Sono stati invece dei cittadini di Ponza, che amano Zannone e la sentono propria. Loro sanno bene che dal 1979 l’isola è finita nella fauci di un Parco che, da allora, nulla ha fatto per valorizzare l’isola, per renderla accogliente per un turismo intelligente, per arricchire l’offerta turistica di Ponza e creare posti di lavoro. Il sindaco Ferraiuolo, nel 1980, è stato il firmatario della prima Convenzione di s-vendita di Zannone al Parco. E non a caso – oggi – è a suo modo coerente nel non volere che Ponza esca dal Parco e Zannone ritorni ai ponzesi. In questi quasi 40 anni, a Zannone il Parco del Circeo ha lasciato che tutto si rovinasse e marcisse, dalle bellezze naturali alla colonia dei mufloni e alla Villa di proprietà comunale ormai a pezzi.”

Le difficoltà di gestione di un’area non presidiata

Il problema fondamentale dell’isola è la mancanza, da alcuni anni, di un presidio fisso da parte dei Forestali, con conseguente difficoltà nella gestione dell’area protetta, a distanza. Il Ministero dell’Ambiente, a seguito delle denuncia del 2016 di Vigorelli per reati ambientali a carico dei vertici dell’allora Corpo forestale dello Stato e del presidente del Parco Nazionale del Circeo, è intervenuto convocando un tavolo congiunto per fare il punto della situazione. L’impegno da parte del Parco per migliorare la situazione non è mancato.

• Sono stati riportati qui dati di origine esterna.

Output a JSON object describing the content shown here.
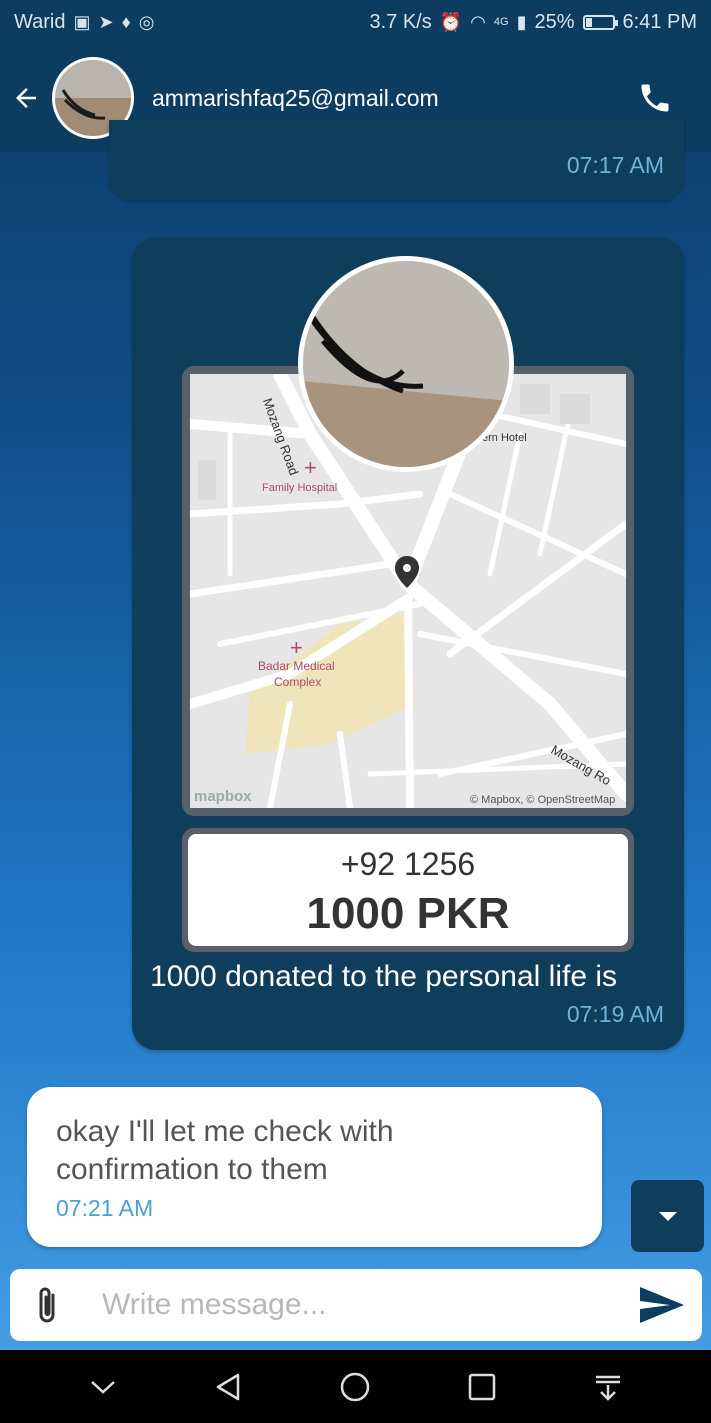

Nel gennaio 2020 l’Ente si è in particolare fatto carico di affrontare le problematiche legate alla presenza dei mufloni sull’isola, richiedendo e ottenendo un parere tecnico-scientifico. Sull’isola è anche stato avviato il progetto life PonDerat, coordinato dalla Regione Lazio in partnership con ISPRA, Università degli Studi “La Sapienza”, Nemo Srl e Area Marina Protetta Riserva Naturale Statale Isole di Ventotene e S. Stefano, con la finalità di migliorare lo stato di conservazione di specie e habitat delle Isole Ponziane.

Per Zannone, in particolare, il progetto prevede la realizzazione di un recinto di esclusione in una piccola porzione di lecceta al fine di impedire (e avere un’area di confronto a riguardo) l’accesso dei mufloni e quindi limitare gli impatti creati dal pascolamento alla foresta di leccio, una delle più importanti ed estese tra quelle rimaste sulle isole italiane. Una iniziativa che aveva portato all’accusa di voler confinare gli animali. Accusa cui il Parco ha tenuto a rispondere, chiarendo che non si tratterà di un confinamento degli animali in un recinto, piuttosto di un intervento di conservazione attiva della lecceta.